Fit a PUcopula model

Description

Fits a PUcopula model on a (preprocessed) data matrix with optional rank-binning and jitter for numeric variables.

Usage

fitPUcopula(
  data,
  driver_strength_factor = 0.5,
  bin_size = 3,
  jitter = FALSE,
  family = "binom"
)

Arguments

data

Preprocessed data.frame (e.g., preprocessData()$data)

driver_strength_factor

Numeric scalar or vector in (0,1\] used to scale rows per variable

bin_size

Numeric scalar, vector, or named list with bin sizes

jitter

FALSE, numeric (single) or named list mapping variables to jitter factors

family

PUcopula family, e.g. "binom" or "nbinom"

Value

A PUcopula::PUCopula model


Generate synthetic data

Description

Combines a fitted PUcopula and marginal models to produce a synthetic data.frame. Optionally restores original factor structure, names and classes.

Usage

generateSynthetic(
  n,
  copula,
  marginals,
  original_levels = NULL,
  original_varnames = NULL,
  original_classes = NULL
)

Arguments

n

Integer, number of rows to generate

copula

A PUcopula model

marginals

List of marginals from estimateMarginals()

original_levels

Optional preprocessData()$original_levels

original_varnames

Optional vector of original column names

original_classes

Optional named vector of original classes

Value

Synthetic data.frame


k-NN smoother for numeric vectors (no DataSHIELD thresholds)

Description

k-NN smoother for numeric vectors (no DataSHIELD thresholds)

Usage

knnsmoother(x, k = 3)

Arguments

x

Numeric vector (NAs allowed).

k

Integer neighbours in \[1, N-1] for non-missing values.

Value

Numeric vector of same length with smoothed non-missing entries.

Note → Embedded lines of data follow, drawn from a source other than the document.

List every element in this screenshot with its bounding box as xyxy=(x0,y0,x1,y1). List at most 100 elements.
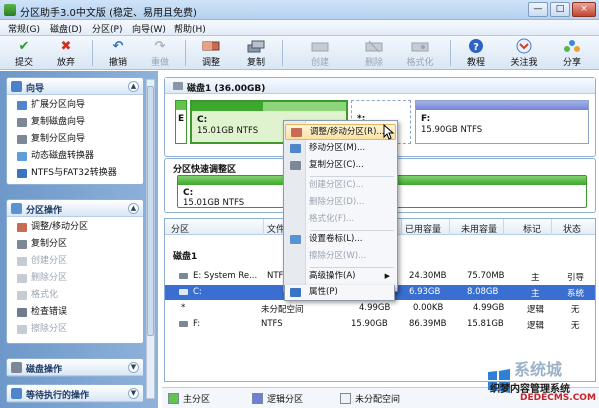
x-icon: ✖ xyxy=(60,38,72,54)
left-panel-scrollbar[interactable] xyxy=(146,79,155,399)
column-divider[interactable] xyxy=(551,219,552,235)
table-row[interactable]: * 未分配空间 4.99GB 0.00KB 4.99GB 逻辑 无 xyxy=(165,301,595,316)
ctx-wipe-partition[interactable]: 擦除分区(W)... xyxy=(285,249,396,265)
partition-block-f[interactable]: F: 15.90GB NTFS xyxy=(415,100,589,144)
menu-partition[interactable]: 分区(P) xyxy=(92,22,122,35)
copy-button[interactable]: 复制 xyxy=(236,38,276,68)
commit-button[interactable]: ✔ 提交 xyxy=(4,38,44,69)
ctx-delete-partition[interactable]: 删除分区(D)... xyxy=(285,195,396,211)
quick-adjust-size: 15.01GB NTFS xyxy=(183,198,245,208)
sidebar-item-format[interactable]: 格式化 xyxy=(17,288,143,305)
ctx-move-partition[interactable]: 移动分区(M)... xyxy=(285,141,396,157)
share-button[interactable]: 分享 xyxy=(552,38,592,68)
quick-adjust-title: 分区快速调整区 xyxy=(173,165,237,175)
svg-text:?: ? xyxy=(473,42,479,53)
collapse-icon[interactable]: ▲ xyxy=(128,81,139,92)
follow-button[interactable]: 关注我 xyxy=(504,38,544,68)
menu-general[interactable]: 常规(G) xyxy=(8,22,40,35)
copy-partition-icon xyxy=(17,135,27,144)
format-button[interactable]: 格式化 xyxy=(400,38,440,68)
sidebar-item-extend-wizard[interactable]: 扩展分区向导 xyxy=(17,98,143,115)
column-header[interactable]: 未用容量 xyxy=(461,222,497,235)
expand-icon[interactable]: ▼ xyxy=(128,388,139,399)
tutorial-label: 教程 xyxy=(466,58,485,68)
copy-disk-icon xyxy=(17,118,27,127)
wizard-panel-header[interactable]: 向导 ▲ xyxy=(7,78,143,95)
partition-ops-title: 分区操作 xyxy=(26,206,63,216)
column-divider[interactable] xyxy=(449,219,450,235)
cell-flag: 主 xyxy=(531,289,540,299)
expand-icon[interactable]: ▼ xyxy=(128,362,139,373)
sidebar-item-copy-partition[interactable]: 复制分区 xyxy=(17,237,143,254)
tutorial-button[interactable]: ? 教程 xyxy=(456,38,496,68)
sidebar-item-label: 复制磁盘向导 xyxy=(31,117,86,127)
column-divider[interactable] xyxy=(503,219,504,235)
pending-ops-header[interactable]: 等待执行的操作 ▼ xyxy=(7,385,143,402)
column-header[interactable]: 分区 xyxy=(171,222,189,235)
copy-icon xyxy=(247,38,265,54)
menu-wizard[interactable]: 向导(W) xyxy=(132,22,166,35)
sidebar-item-create-partition[interactable]: 创建分区 xyxy=(17,254,143,271)
sidebar-item-dynamic-disk[interactable]: 动态磁盘转换器 xyxy=(17,149,143,166)
share-label: 分享 xyxy=(562,58,581,68)
toolbar: ✔ 提交 ✖ 放弃 ↶ 撤销 ↷ 重做 调整 复制 创建 删除 格式化 ? 教程 xyxy=(0,36,599,70)
copy-label: 复制 xyxy=(246,58,265,68)
create-button[interactable]: 创建 xyxy=(300,38,340,68)
column-divider[interactable] xyxy=(263,219,264,235)
ctx-set-label[interactable]: 设置卷标(L)... xyxy=(285,232,396,248)
sidebar-item-wipe-partition[interactable]: 擦除分区 xyxy=(17,322,143,339)
resize-icon xyxy=(202,38,220,54)
discard-button[interactable]: ✖ 放弃 xyxy=(46,38,86,69)
pending-ops-title: 等待执行的操作 xyxy=(26,391,90,401)
toolbar-separator xyxy=(282,40,283,66)
sidebar-item-copy-partition-wizard[interactable]: 复制分区向导 xyxy=(17,132,143,149)
column-divider[interactable] xyxy=(401,219,402,235)
cell-unused: 4.99GB xyxy=(473,303,505,313)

Restore original factor structure after synthesis

Description

Restore original factor structure after synthesis

Usage

postprocessData(data, cat_dummy_levels)

Arguments

data

A data.frame containing dummy/encoded columns

cat_dummy_levels

The dummies element returned by preprocessData()

Value

A data.frame with factors restored and columns ordered like input


Preprocess data before copula fitting

Description

Converts multi-level unordered factors to dummy variables and tags remaining factor columns with '.oriname' while storing levels.

Usage

preprocessData(data)

Arguments

data

A data.frame

Value

A list with data (processed) and original_levels (dummies + oriname)


Save original names and classes

Description

Save original names and classes

Usage

save_original_varnames(data)

save_original_classes(data)

Arguments

data

A data.frame

Value

Character vector (names) / Named character vector (classes)


Draw from a fitted PUcopula

Description

Draw from a fitted PUcopula

Usage

simulateCopula(model, n)

Arguments

model

A PUcopula model from fitPUcopula()

n

Number of rows

Value

Matrix of U(0,1) draws